A new study shows that neither of those scenarios occurred. Sales of Goya products did not decline, but grew briefly by as much as 22%. But that net increase was not sustained.
"Despite significant buzz around the Goya scandal, we find that its effect on sales was modest and only lasted for a few weeks, suggesting that both the risks and benefits to a firm of engaging in political discourse may be overblown," stated the report, which was authored by professors from Cornell University, Northwestern University, and Imperial College, London.
As political polarization has become even more pervasive in society, brands may find themselves, consciously or otherwise, drawn into political debates that prompt calls for boycotts on social media.
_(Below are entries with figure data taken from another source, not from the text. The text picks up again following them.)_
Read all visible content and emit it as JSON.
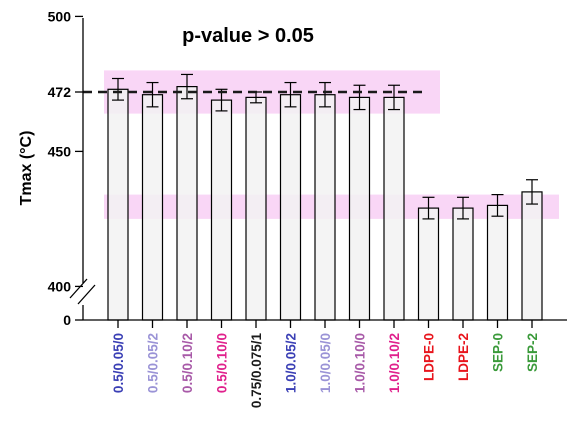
{
  "chart_data": {
    "type": "bar",
    "title": "p-value > 0.05",
    "xlabel": "",
    "ylabel": "Tmax (°C)",
    "y_axis_break": true,
    "y_ticks": [
      "0",
      "400",
      "450",
      "472",
      "500"
    ],
    "categories": [
      {
        "label": "0.5/0.05/0",
        "color": "#3a3fb5"
      },
      {
        "label": "0.5/0.05/2",
        "color": "#9a93d6"
      },
      {
        "label": "0.5/0.10/2",
        "color": "#a85aa8"
      },
      {
        "label": "0.5/0.10/0",
        "color": "#e0208c"
      },
      {
        "label": "0.75/0.075/1",
        "color": "#1a1a1a"
      },
      {
        "label": "1.0/0.05/2",
        "color": "#3a3fb5"
      },
      {
        "label": "1.0/0.05/0",
        "color": "#9a93d6"
      },
      {
        "label": "1.0/0.10/0",
        "color": "#a85aa8"
      },
      {
        "label": "1.0/0.10/2",
        "color": "#e0208c"
      },
      {
        "label": "LDPE-0",
        "color": "#e8141c"
      },
      {
        "label": "LDPE-2",
        "color": "#e8141c"
      },
      {
        "label": "SEP-0",
        "color": "#3a9a3a"
      },
      {
        "label": "SEP-2",
        "color": "#3a9a3a"
      }
    ],
    "values": [
      473,
      471,
      474,
      469,
      470,
      471,
      471,
      470,
      470,
      429,
      429,
      430,
      435
    ],
    "errors": [
      4,
      4.5,
      4.5,
      4,
      2,
      4.5,
      4.5,
      4.5,
      4.5,
      4,
      4,
      4,
      4.5
    ],
    "reference_line": 472,
    "bands": [
      [
        464,
        480
      ],
      [
        425,
        434
      ]
    ],
    "colors": {
      "bar_fill": "#f2f2f2",
      "band": "#f7c8f3",
      "axis": "#000000"
    }
  }
}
CEOs and other executives, like Unanue, will have to make decisions about how they should respond — if at all — when social media sentiment seems to be galvanizing against your brand.
Traditional analytics is no longer enough
Conventional wisdom about social crises is to mount a rapid response in order to stem the backlash. But there are other strategies for managing these situations that deeper data analysis can support.
"Social media analysis is not always straightforward, and the standard metrics we've been using for the last ten years aren't enough," said Ethan Bauley, head of innovation in North America at Weber Shandwick, a global communications agency.
Bauley said he has been looking at the ways that social platforms, as well as the analytics platforms themselves, can be "gamed" to convey distorted perspectives on how issues are resonating.
"Creating the illusion of support for things, getting things trending in a way that's not completely authentic is something that has been obviously tested out and perfected by a variety of different actors over the last several years," he said.
"Those same kinds of techniques and tactics can affect what clients see in a social media dashboard that's giving you a line chart about how many mentions there are of a certain phrase or keyword."
As the line chart goes up, c-suite leaders consider options for responding. But Bauley says that's when companies need to look deeper at the data, which Weber has been doing in collaboration with a data intelligence company called Blackbird.AI.
"If you're able to look a little bit deeper using some new kinds of metrics and methodologies that we've been developing," he said. "You can actually get more quickly underneath those things, and see, actually, is this actually being kind of manufactured? Is this an echo chamber that's getting really excited about an issue, because it's a proof point in some bigger agenda for them?"
Bauley gave an example of a client that was facing calls on social media to boycott its products over a global geopolitical issue, about which the company felt it was being misrepresented.
Leveraging insights from Blackbird.AI analysis, the team found that while the response to the issue was sizable and growing, it was essentially contained within an echo chamber of activists, but not resonating beyond that.
The first impulse for the company leaders was to, in common social parlance, "join the conversation," and explain their position in response to the social chatter. The input from the data analysis led them to predict that the spike would not extend beyond the core, albeit large, activist group, and the company elected to take a wait-and-see approach.
In fact, the spike did rapidly subside and there were no perceived repercussions for the brand.
This type of analysis does not come from only one source. It's tied to a deeper, ongoing understanding of the company's stakeholders, over time. "Organizations need new kinds of expertise in social sciences, politics, crisis management, and media to understand the "why" behind a social post," said Bauley. "This background — and the insights that result from it — will help organizations make better decisions."